In a subchronic repeated dose toxicity supporting study (Equivalent or similar to OECD 409), Ethyl Maltol was adminitered to 4 groups of male and female Beagle dogs (4/group, not distributed according to sex) by capsule at dose levels of 0, 125, 250, 500 mg/kg daily for 90 days.  No effects were observed on clinical signs, mortality, body weight, food consumption, ophthalmological, haematological, urinalysis and organ weight. No abnormalities observed in behaviour. No neuropathological indications from cage side observations or histological examination of the brain, cervical spinal cord or hypophysis. At clinical biochemistry, all dogs receiving the highest dose of ethyl maltol showed elevated serum bilirubin levels at 30 days until termination. Two of the dogs receiving the lowest dose showed elevated serum bilirubin levels at 30 days  which returned to normal at later timepoints. Microscopically, changes were noted in the livers of dogs receiving 250 mg/kg bw/day ethyl maltol. The change was distinguished by a few to moderate number of Kupffer cells containing hemosiderin wit h small amounts of intracellular bilirubin. At the 125 mg/kg bw/day level, a few to moderate number of hemosiderin-laden Kupffer cells, but no hepatocellular bilirubin, was observed.  As the observed abnormal cells were few to moderate, the change is considered adaptive. The NOAEL (male/female) was 250 mg/kg bw/day.

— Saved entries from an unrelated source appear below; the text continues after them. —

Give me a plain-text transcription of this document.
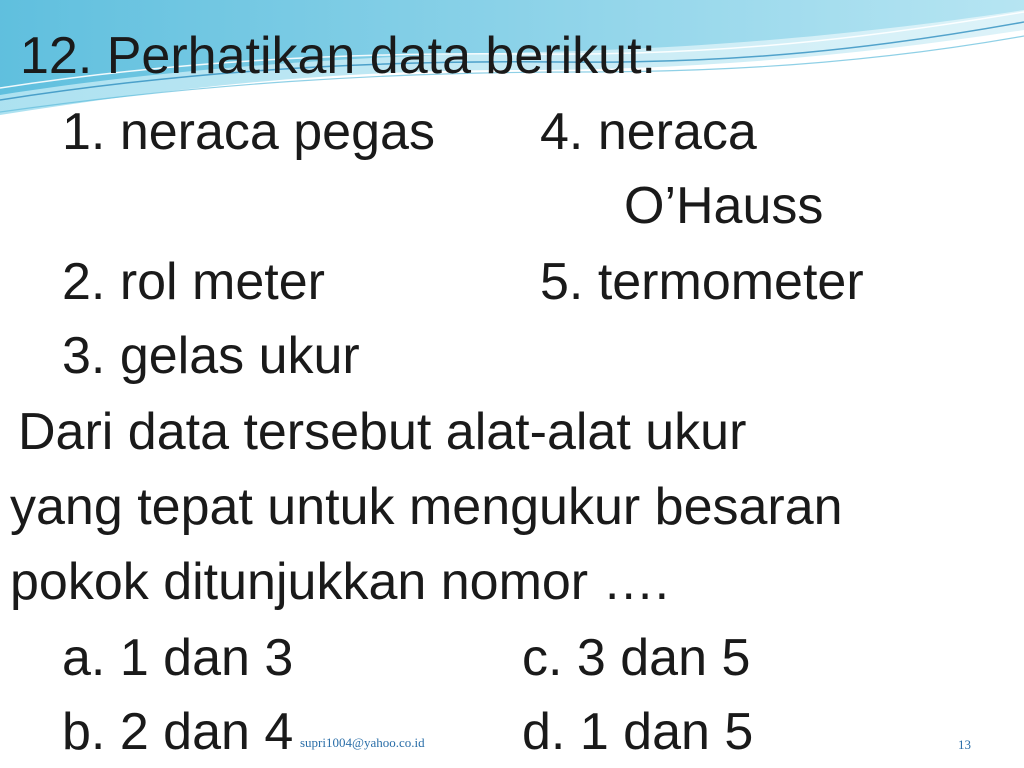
12. Perhatikan data berikut:
1. neraca pegas 4. neraca
O’Hauss
2. rol meter	5. termometer
3. gelas ukur
Dari data tersebut alat-alat ukur
yang tepat untuk mengukur besaran
pokok ditunjukkan nomor ….
a. 1 dan 3	c. 3 dan 5
b. 2 dan 4	d. 1 dan 5
supri1004@yahoo.co.id	13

The data was acceptable to use in the human health risk assessment.

Justification for classification or non-classification

Based on the available information in the dossier, the substance Ethyl Maltol (CAS No. 4940-11-8) does not need to be classified as specific target organ toxicity (repeated) when considering the criteria outlined in Annex I of 1272/2008/EC.